In the late spring of 1891, Arthur Titterton and Sarah Cobham married in a civil ceremony at Stockport. Their first child was born about 1894 and they named him Albert. When the 1901 Census was taken, the family was living at 16 Reddish Road and had grown with the additions of three year old Stanley and Doris, aged 1.
When war was declared in August 1914, it is thought that Albert was already a member of the territorial force, serving part-time with the Cheshire Yeomanry. He volunteered for overseas service and was given the service number of 1647. The Yeomanry was the cavalry of the Territorials but, in November 1915, it was turned into a dismounted unit and was sent on active service to Egypt. In March of 1917, it was merged with the Shropshire Yeomany and became the 10th Battalion of the KSLI.
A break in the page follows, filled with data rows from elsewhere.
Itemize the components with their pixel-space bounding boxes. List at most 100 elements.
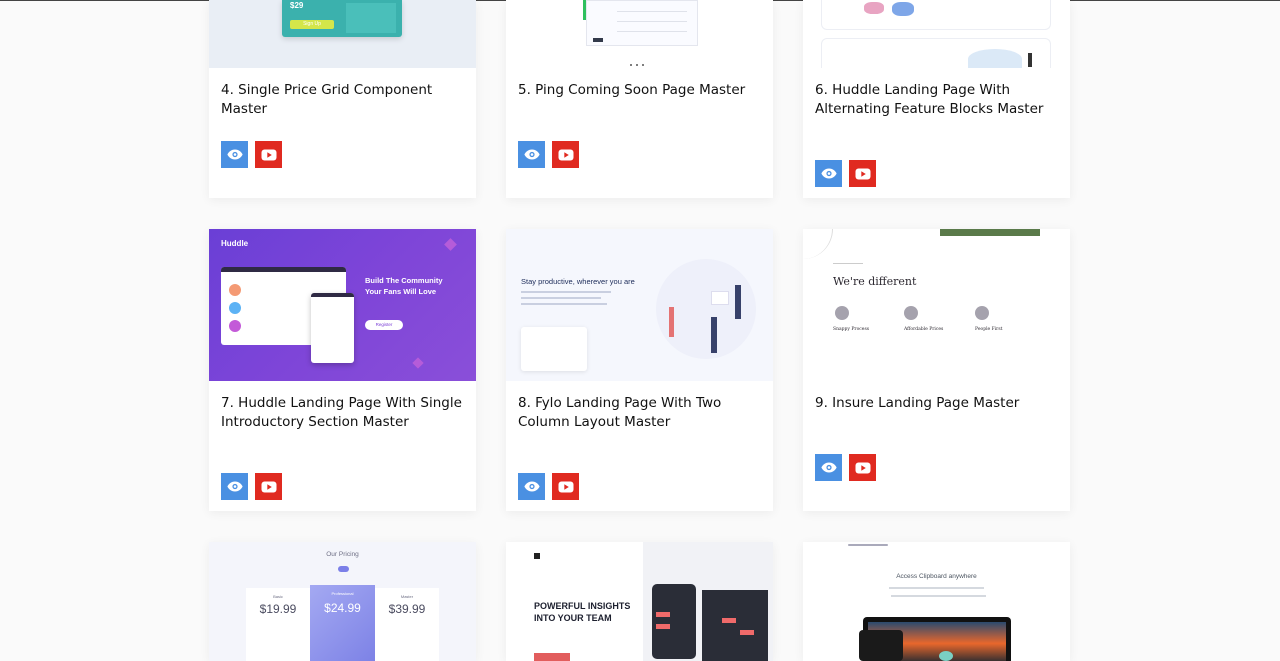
thumb-dashboard (586, 0, 698, 46)
card-actions (221, 473, 282, 500)
thumb-logo (534, 553, 540, 559)
thumb-price: $29 (290, 1, 304, 10)
thumb-headline: Build The Community Your Fans Will Love (365, 276, 443, 296)
thumb-pattern (803, 229, 833, 259)
eye-icon (523, 481, 540, 492)
eye-icon (226, 481, 243, 492)
project-thumbnail: Access Clipboard anywhere (803, 542, 1070, 661)
card-title: 9. Insure Landing Page Master (815, 395, 1020, 411)
thumb-icon (904, 306, 918, 320)
eye-icon (226, 149, 243, 160)
thumb-feature: People First (975, 327, 1003, 332)
project-thumbnail: Huddle Build The Community Your Fans Wil… (209, 229, 476, 381)
youtube-icon (558, 481, 573, 492)
view-live-button[interactable] (518, 141, 545, 168)
thumb-tablet (702, 590, 768, 661)
thumb-text-line (891, 595, 986, 597)
view-live-button[interactable] (221, 473, 248, 500)
project-thumbnail (506, 0, 773, 68)
project-card-11: POWERFUL INSIGHTS INTO YOUR TEAM (506, 542, 773, 661)
thumb-testimonial (521, 327, 587, 371)
project-card-8: Stay productive, wherever you are 8. Fyl… (506, 229, 773, 511)
thumb-mark (593, 38, 603, 42)
thumb-price-card: Professional $24.99 (310, 585, 375, 661)
thumb-diamond (412, 357, 424, 369)
thumb-window (311, 293, 354, 363)
thumb-phone (652, 584, 696, 659)
watch-video-button[interactable] (552, 473, 579, 500)
project-thumbnail: $29 Sign Up (209, 0, 476, 68)
eye-icon (820, 168, 837, 179)
thumb-headline: Access Clipboard anywhere (896, 573, 977, 580)
view-live-button[interactable] (221, 141, 248, 168)
project-thumbnail (803, 0, 1070, 68)
thumb-dots (630, 64, 650, 67)
thumb-logo (848, 544, 888, 546)
watch-video-button[interactable] (849, 160, 876, 187)
thumb-line (617, 31, 687, 32)
thumb-cta (534, 653, 570, 661)
thumb-toggle (338, 566, 349, 572)
thumb-cta: Sign Up (290, 20, 334, 29)
thumb-feature: Snappy Process (833, 327, 870, 332)
thumb-accent (583, 0, 586, 20)
card-actions (221, 141, 282, 168)
youtube-icon (558, 149, 573, 160)
thumb-heading: Our Pricing (326, 551, 359, 558)
card-actions (815, 454, 876, 481)
thumb-block (821, 0, 1051, 30)
thumb-price-card: Master $39.99 (375, 588, 439, 661)
thumb-diamond (444, 238, 457, 251)
thumb-tablet (859, 630, 903, 661)
eye-icon (523, 149, 540, 160)
thumb-figure (1028, 53, 1032, 67)
thumb-feature: Affordable Prices (904, 327, 944, 332)
thumb-person (735, 285, 741, 319)
view-live-button[interactable] (815, 160, 842, 187)
thumb-check (939, 651, 953, 661)
card-title: 6. Huddle Landing Page With Alternating … (815, 82, 1044, 117)
project-thumbnail: Stay productive, wherever you are (506, 229, 773, 381)
watch-video-button[interactable] (849, 454, 876, 481)
watch-video-button[interactable] (552, 141, 579, 168)
thumb-person (711, 317, 717, 353)
thumb-divider (833, 263, 863, 264)
thumb-line (617, 21, 687, 22)
youtube-icon (855, 462, 870, 473)
card-actions (815, 160, 876, 187)
project-card-4: $29 Sign Up 4. Single Price Grid Compone… (209, 0, 476, 198)
eye-icon (820, 462, 837, 473)
thumb-text-lines (521, 291, 611, 315)
thumb-headline: POWERFUL INSIGHTS INTO YOUR TEAM (534, 601, 631, 623)
project-card-9: We're different Snappy Process Affordabl… (803, 229, 1070, 511)
youtube-icon (855, 168, 870, 179)
thumb-illustration (864, 2, 884, 14)
thumb-illustration (968, 49, 1022, 68)
thumb-illustration (892, 2, 914, 16)
thumb-board (711, 291, 729, 305)
project-thumbnail: Our Pricing Basic $19.99 Professional $2… (209, 542, 476, 661)
thumb-icon (975, 306, 989, 320)
youtube-icon (261, 149, 276, 160)
thumb-cta: Register (365, 320, 403, 330)
thumb-text-line (889, 587, 984, 589)
view-live-button[interactable] (518, 473, 545, 500)
project-card-10: Our Pricing Basic $19.99 Professional $2… (209, 542, 476, 661)
card-actions (518, 141, 579, 168)
card-title: 7. Huddle Landing Page With Single Intro… (221, 395, 462, 430)
view-live-button[interactable] (815, 454, 842, 481)
card-title: 5. Ping Coming Soon Page Master (518, 82, 746, 98)
thumb-panel-right (346, 3, 396, 33)
thumb-photo (940, 229, 1040, 236)
project-card-5: 5. Ping Coming Soon Page Master (506, 0, 773, 198)
card-actions (518, 473, 579, 500)
project-card-7: Huddle Build The Community Your Fans Wil… (209, 229, 476, 511)
card-title: 4. Single Price Grid Component Master (221, 82, 433, 117)
thumb-person (669, 307, 674, 337)
watch-video-button[interactable] (255, 141, 282, 168)
watch-video-button[interactable] (255, 473, 282, 500)
thumb-headline: We're different (833, 275, 917, 288)
project-thumbnail: We're different Snappy Process Affordabl… (803, 229, 1070, 381)
thumb-price-panel: $29 Sign Up (282, 0, 402, 37)
project-thumbnail: POWERFUL INSIGHTS INTO YOUR TEAM (506, 542, 773, 661)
For most of August 1918, the battalion was resting away from the front line but, on the 21st, it moved back into the trenches at St Floris (approximately 15 kilometres north of the French town of Bethune). The next day, orders were received at very short notice to move forward in conformity with a general advance of the British line, north of the Lys Canal. The advance by some other battalions became stalled and without any orders to the contrary, the Shropshires continued to move forward into what would prove to be a trap. The Regimental History records "Advancing through high standing corn the Battalion continued until within a few hundred yards of the concealed enemy, who met them with a devastating fire from carefully prepared positions. He then followed up his advantage with a determined counter-attack and severe hand-to-hand fighting took place. The Battalion was eventually forced back to its starting point. The enemy made no attempt to press home the counter-attack." Albert was one of 58 to be killed in the fighting. Another local man, Frank Grenville, also died.
After the War, when the War Graves Commission collated its casualty information, Arthur Titterton was living at 224 manchester Road, Stockport.